Bug #4605
openGMM_ATTACH_REQ_FSM: Event E_AUTH_RESP_RECV_SUCCESS not permitted
0%
Description
I'm seeing quite a bit of these and don't think that's right.
<0002> gprs_gmm.c:647 GMM_ATTACH_REQ_FSM(gb_gmm_req)[0x56242275e5e0]{Init}: Event E_AUTH_RESP_RECV_SUCCESS not permitted <0002> gprs_gmm.c:1354 GMM_ATTACH_REQ_FSM(gb_gmm_req)[0x56242275e5e0]{Init}: Event E_ATTACH_COMPLETE_RECV not permitted <0002> gprs_gmm.c:647 GMM_ATTACH_REQ_FSM(gb_gmm_req)[0x5624227600a0]{Init}: Event E_AUTH_RESP_RECV_SUCCESS not permitted <0002> gprs_gmm.c:1354 GMM_ATTACH_REQ_FSM(gb_gmm_req)[0x5624227600a0]{Init}: Event E_ATTACH_COMPLETE_RECV not permitted <0002> gprs_gmm.c:647 GMM_ATTACH_REQ_FSM(gb_gmm_req)[0x562422762bc0]{Init}: Event E_AUTH_RESP_RECV_SUCCESS not permitted <0002> gprs_gmm.c:1354 GMM_ATTACH_REQ_FSM(gb_gmm_req)[0x562422762bc0]{Init}: Event E_ATTACH_COMPLETE_RECV not permitted
any idas?
Related issues
Updated by laforge over 3 years ago
- Related to Bug #4602: SGSN crash with "Assert failed mm->gb.llme == NULL gprs_sgsn.c:358" added
Updated by lynxis over 3 years ago
According to the spec, an ID Request/Response is allowed at any time. But it's started by the SGSN.
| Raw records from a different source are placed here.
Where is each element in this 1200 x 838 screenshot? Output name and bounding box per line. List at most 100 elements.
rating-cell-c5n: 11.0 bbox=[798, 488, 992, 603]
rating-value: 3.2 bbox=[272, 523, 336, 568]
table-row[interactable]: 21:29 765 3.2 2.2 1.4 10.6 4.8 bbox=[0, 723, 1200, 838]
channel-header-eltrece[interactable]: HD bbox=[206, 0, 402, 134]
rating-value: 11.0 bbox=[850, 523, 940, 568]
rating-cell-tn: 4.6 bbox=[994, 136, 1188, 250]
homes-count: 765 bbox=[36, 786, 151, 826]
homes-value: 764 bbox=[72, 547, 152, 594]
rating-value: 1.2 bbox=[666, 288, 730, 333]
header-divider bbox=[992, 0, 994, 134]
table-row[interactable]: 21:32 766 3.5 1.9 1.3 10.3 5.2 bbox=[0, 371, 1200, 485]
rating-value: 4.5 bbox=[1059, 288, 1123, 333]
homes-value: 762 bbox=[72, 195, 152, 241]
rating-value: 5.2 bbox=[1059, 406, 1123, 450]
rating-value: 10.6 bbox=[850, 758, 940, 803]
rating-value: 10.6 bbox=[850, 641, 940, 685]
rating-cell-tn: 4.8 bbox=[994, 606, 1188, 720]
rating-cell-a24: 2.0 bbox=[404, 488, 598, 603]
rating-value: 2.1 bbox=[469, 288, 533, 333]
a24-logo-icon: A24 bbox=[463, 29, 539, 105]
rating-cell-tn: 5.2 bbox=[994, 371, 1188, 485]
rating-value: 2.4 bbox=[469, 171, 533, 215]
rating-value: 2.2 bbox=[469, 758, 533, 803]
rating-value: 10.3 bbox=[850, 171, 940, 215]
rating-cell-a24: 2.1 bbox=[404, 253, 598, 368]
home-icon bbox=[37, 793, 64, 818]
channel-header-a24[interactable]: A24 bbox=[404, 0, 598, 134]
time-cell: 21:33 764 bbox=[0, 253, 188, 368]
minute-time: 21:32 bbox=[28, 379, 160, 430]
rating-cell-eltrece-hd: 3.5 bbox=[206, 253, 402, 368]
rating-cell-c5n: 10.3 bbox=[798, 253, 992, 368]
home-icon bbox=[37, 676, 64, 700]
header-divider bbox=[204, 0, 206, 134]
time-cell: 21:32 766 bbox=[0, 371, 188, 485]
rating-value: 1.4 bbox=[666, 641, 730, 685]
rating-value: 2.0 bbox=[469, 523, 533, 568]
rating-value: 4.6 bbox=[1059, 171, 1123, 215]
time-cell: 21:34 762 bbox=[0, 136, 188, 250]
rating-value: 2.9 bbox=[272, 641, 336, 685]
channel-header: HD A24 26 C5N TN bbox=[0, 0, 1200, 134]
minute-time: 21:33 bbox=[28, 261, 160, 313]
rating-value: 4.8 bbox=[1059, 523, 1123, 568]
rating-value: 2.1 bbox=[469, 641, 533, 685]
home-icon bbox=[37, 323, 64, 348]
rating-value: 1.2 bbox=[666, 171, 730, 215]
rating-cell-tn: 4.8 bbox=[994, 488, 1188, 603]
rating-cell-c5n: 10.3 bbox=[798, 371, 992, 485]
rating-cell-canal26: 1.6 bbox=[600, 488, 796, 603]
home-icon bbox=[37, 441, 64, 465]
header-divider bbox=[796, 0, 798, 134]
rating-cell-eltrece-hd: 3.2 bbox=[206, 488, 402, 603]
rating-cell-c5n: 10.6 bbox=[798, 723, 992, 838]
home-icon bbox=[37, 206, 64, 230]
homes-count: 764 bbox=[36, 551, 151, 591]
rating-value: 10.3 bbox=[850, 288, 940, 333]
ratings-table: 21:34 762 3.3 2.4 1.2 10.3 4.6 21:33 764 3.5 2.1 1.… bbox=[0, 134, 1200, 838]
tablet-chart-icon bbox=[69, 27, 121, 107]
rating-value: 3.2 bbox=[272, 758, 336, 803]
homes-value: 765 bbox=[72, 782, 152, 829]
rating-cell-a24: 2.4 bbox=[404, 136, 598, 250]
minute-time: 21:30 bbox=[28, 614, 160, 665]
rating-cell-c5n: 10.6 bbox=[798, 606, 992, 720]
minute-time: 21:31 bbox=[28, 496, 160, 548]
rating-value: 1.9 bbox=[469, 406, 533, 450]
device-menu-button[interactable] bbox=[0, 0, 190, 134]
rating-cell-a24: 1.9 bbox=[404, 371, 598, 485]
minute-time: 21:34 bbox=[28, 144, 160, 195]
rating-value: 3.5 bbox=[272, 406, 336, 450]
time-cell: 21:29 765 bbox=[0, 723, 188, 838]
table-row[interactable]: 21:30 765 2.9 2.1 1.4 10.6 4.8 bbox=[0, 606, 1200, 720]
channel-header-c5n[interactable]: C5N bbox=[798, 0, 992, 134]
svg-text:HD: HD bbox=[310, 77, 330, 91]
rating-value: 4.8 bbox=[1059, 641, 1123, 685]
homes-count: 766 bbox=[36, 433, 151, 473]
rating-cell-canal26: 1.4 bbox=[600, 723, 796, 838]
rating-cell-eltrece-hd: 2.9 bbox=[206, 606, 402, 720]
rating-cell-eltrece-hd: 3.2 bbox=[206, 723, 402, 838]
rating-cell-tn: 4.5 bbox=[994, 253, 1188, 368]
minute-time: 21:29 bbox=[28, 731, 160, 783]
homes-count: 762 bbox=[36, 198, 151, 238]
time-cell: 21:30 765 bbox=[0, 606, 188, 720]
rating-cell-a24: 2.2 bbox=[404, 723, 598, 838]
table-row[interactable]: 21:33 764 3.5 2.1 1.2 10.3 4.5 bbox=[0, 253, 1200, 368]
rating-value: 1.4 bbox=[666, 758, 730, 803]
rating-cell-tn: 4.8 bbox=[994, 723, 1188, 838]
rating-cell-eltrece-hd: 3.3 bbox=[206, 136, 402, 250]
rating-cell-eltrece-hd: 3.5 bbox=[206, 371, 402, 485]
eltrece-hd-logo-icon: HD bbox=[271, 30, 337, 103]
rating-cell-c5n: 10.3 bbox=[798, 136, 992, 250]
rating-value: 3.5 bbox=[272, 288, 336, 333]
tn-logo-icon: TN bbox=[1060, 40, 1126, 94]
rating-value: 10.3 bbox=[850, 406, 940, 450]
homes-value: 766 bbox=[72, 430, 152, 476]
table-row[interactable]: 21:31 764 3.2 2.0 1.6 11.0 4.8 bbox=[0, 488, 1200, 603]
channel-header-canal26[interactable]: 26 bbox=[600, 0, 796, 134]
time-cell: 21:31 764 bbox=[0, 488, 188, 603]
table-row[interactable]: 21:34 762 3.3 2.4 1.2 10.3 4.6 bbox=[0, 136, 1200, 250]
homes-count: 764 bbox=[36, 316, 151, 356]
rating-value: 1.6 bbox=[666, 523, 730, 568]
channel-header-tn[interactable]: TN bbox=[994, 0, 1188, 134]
I think those messages comes from RAU which calls gmm_authorize().
gmm_authorize() might do an ID Request/Response when the ID is unknown.
I think the best way is to remove the gmm_authorized() and implementing RAU as fsm and authentication as fsm.
Updated by lynxis over 3 years ago
These messages should be normal, because we don't check everywhere if the GMM attach fsm is still running or not when receiving ID responses. gmm_authorize() are also sending ID Request/Responses.
Updated by laforge over 3 years ago
- Status changed from Feedback to New
- Assignee changed from laforge to lynxis
- Priority changed from Normal to High
lynxis wrote:
These messages should be normal, because we don't check everywhere if the GMM attach fsm is still running or not when receiving ID responses. gmm_authorize() are also sending ID Request/Responses.
I think the log output is confusing. In general, we don't expect to run into such situations and in other code using osmo_fsm such messages typically indicate something is quite wrong. This is why libosmocore/src/fsm.c logs them as LOGL_ERROR.
The application code should be modified to suppress sending events to the fsm. So given you state this behavior is expected, it could e.g. be hidden in an inline function that first checks for the state and only dispatches if the state is as expected.